Mr. M. laughed raucously. “Don’t blame Ari. Rico knew I’d never let her go dancing with him, so he called himself Charlie Fernicola. She didn’t know they were the same guy until Rico drove me home from the reunion and stopped at the house for a nightcap.”

Jay looked perplexed. If Mr. M. was being straight with him, then how come Rico hadn’t leapt out of his skin when Jay asked him if he knew a Charlie Fernicola? What other small deceits and sinful games were this pair up to?

“You said, Mr. Magliocco, that Rico mentioned me?”

“Yes, he spoke of you in a friendly way. Something about you trying to help him if things got out of hand.”

Apparently, thank god, Rico had left out the location.

Jay shrugged. “It’s hardly worth repeating.”

“An interesting guy, Rico. Like you and Arietta he loves dancing. Did he tell you that?”

“No. We spoke for only a couple of minutes.”

Sam took their orders, leaving a plate of
forshpiesers
that included slices of gefilte fish. Skewering one with a toothpick, Jay let it slowly dissolve in his mouth, waiting for Mr. M. to continue his indirection, clearly intended to worm something out of Jay, but what in particular, he couldn’t tell.

“Surely he must have mentioned Longie?” Mr. M. said with a rising inflection.

“Yes.”

“He works for him.”

“So he said.”

Mr. Magliocco sampled a piece of herring. Arietta sat mum as marble, staring out the window.

“Of course, when you saw him dancing with Arietta, he was out on the town, on his own time, between jobs.”

“Really? He didn’t say. In fact he never mentioned the dance marathon . . . or what happened.”

Mr. M. sighed. “Terrible thing, that murder. You know, when the police interviewed Arietta, they asked her a lot of questions about you. Why would that be?”

Jay looked at Arietta, but the stone maiden seemed utterly content to let her father speak for her. At that instant, he would have given a C-note to be with Arietta alone in a solitary place where he could try to get to the bottom of his suspicions. Mr. M. migrated into an anecdotal discussion about his adventures during Prohibition. Arietta occasionally smiled at some of his confessions but wouldn’t look at Jay. At meal’s end, Mr. M. excused himself and left the table to light up outside. His daughter never so much as gave Jay a glance.

“Why did you come to dinner if you weren’t going to talk?”

“You still owe me an apology.”

“For what?”

“For saying I had grifting motives.”

She was clearly hurt. He decided then, sitting there, admiring that faultless face, that growing up in the house of a bootlegger had given her speech a larcenous veneer, as she herself had suggested the first time they met, but that underneath she was really quite as innocent as she appeared.

“I apologize.”

It took a moment, but slowly a smile softened her face and she said, “Apology accepted.”

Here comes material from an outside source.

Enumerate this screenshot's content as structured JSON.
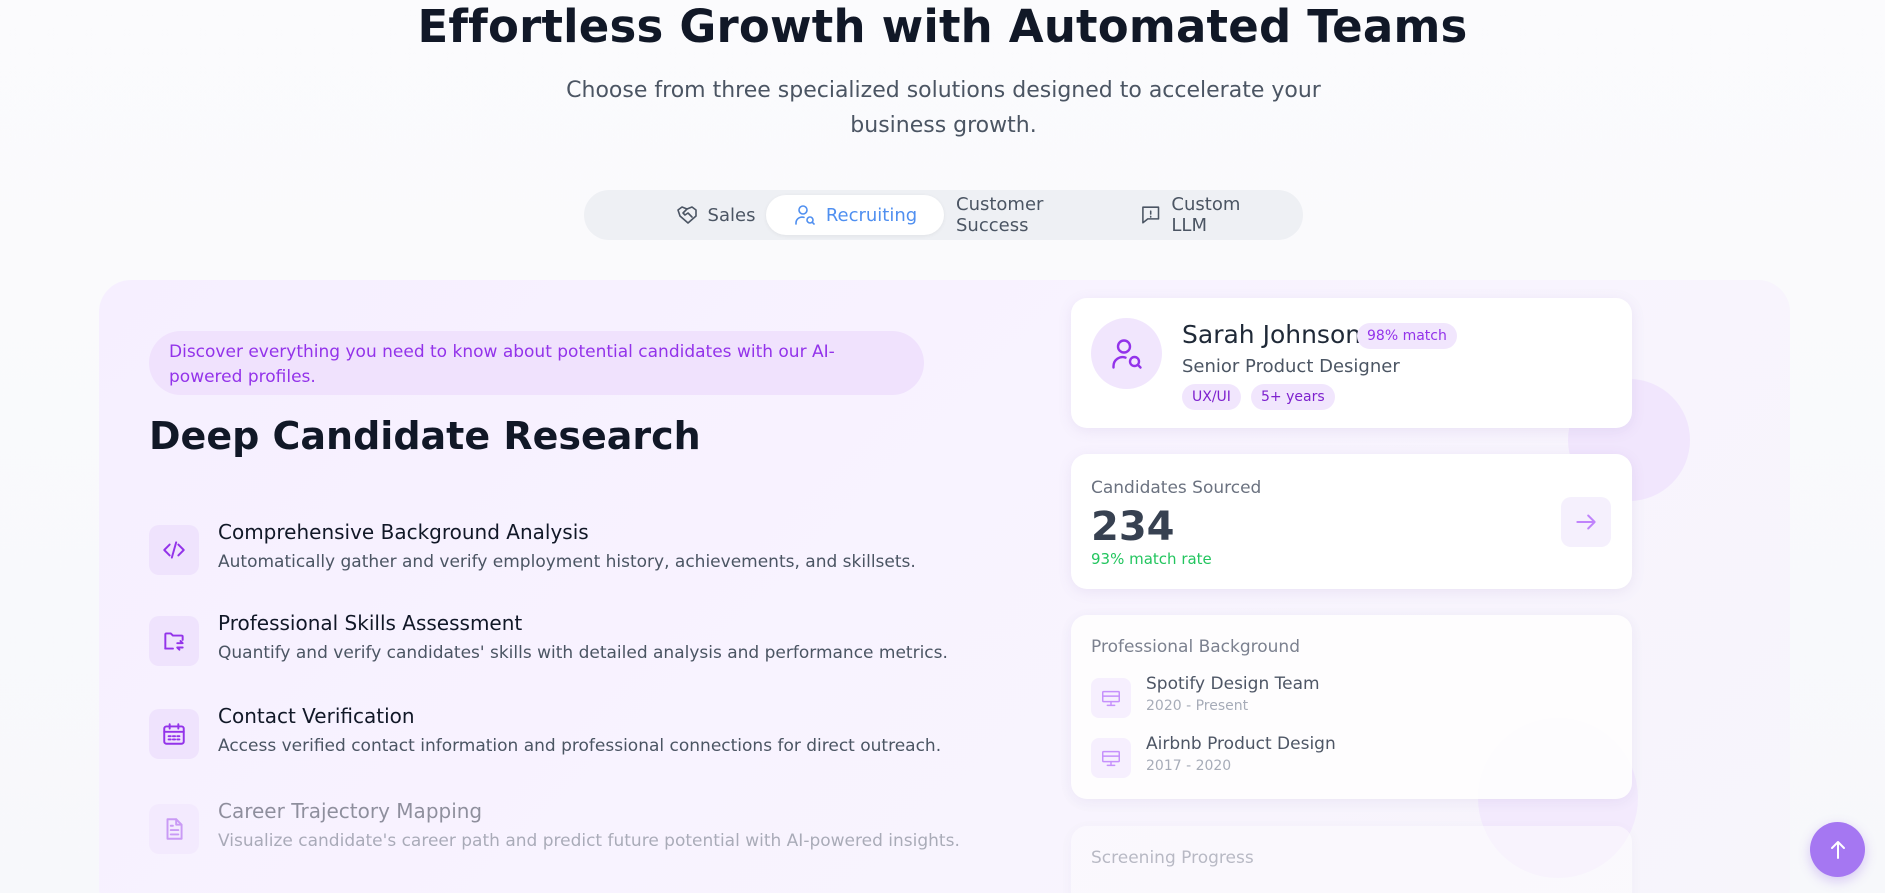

A few tables away, the diners were speaking German. That he had not noticed it before was probably owing to his absorption in Arietta. Four people rose to leave. The women went first, followed by the men. Apparently the German dislike of the Jews didn’t keep the local Deutsche population—even Newark Nazis—from frequenting the Tavern.

As the group passed their table, the last of them, a tall, thin, romantically handsome man, no older than thirty, with a dueling scar across his left cheek, stopped and bowed slightly. In acknowledgment, Arietta smiled politely and nodded.

“So nice to see you again, Fräulein.”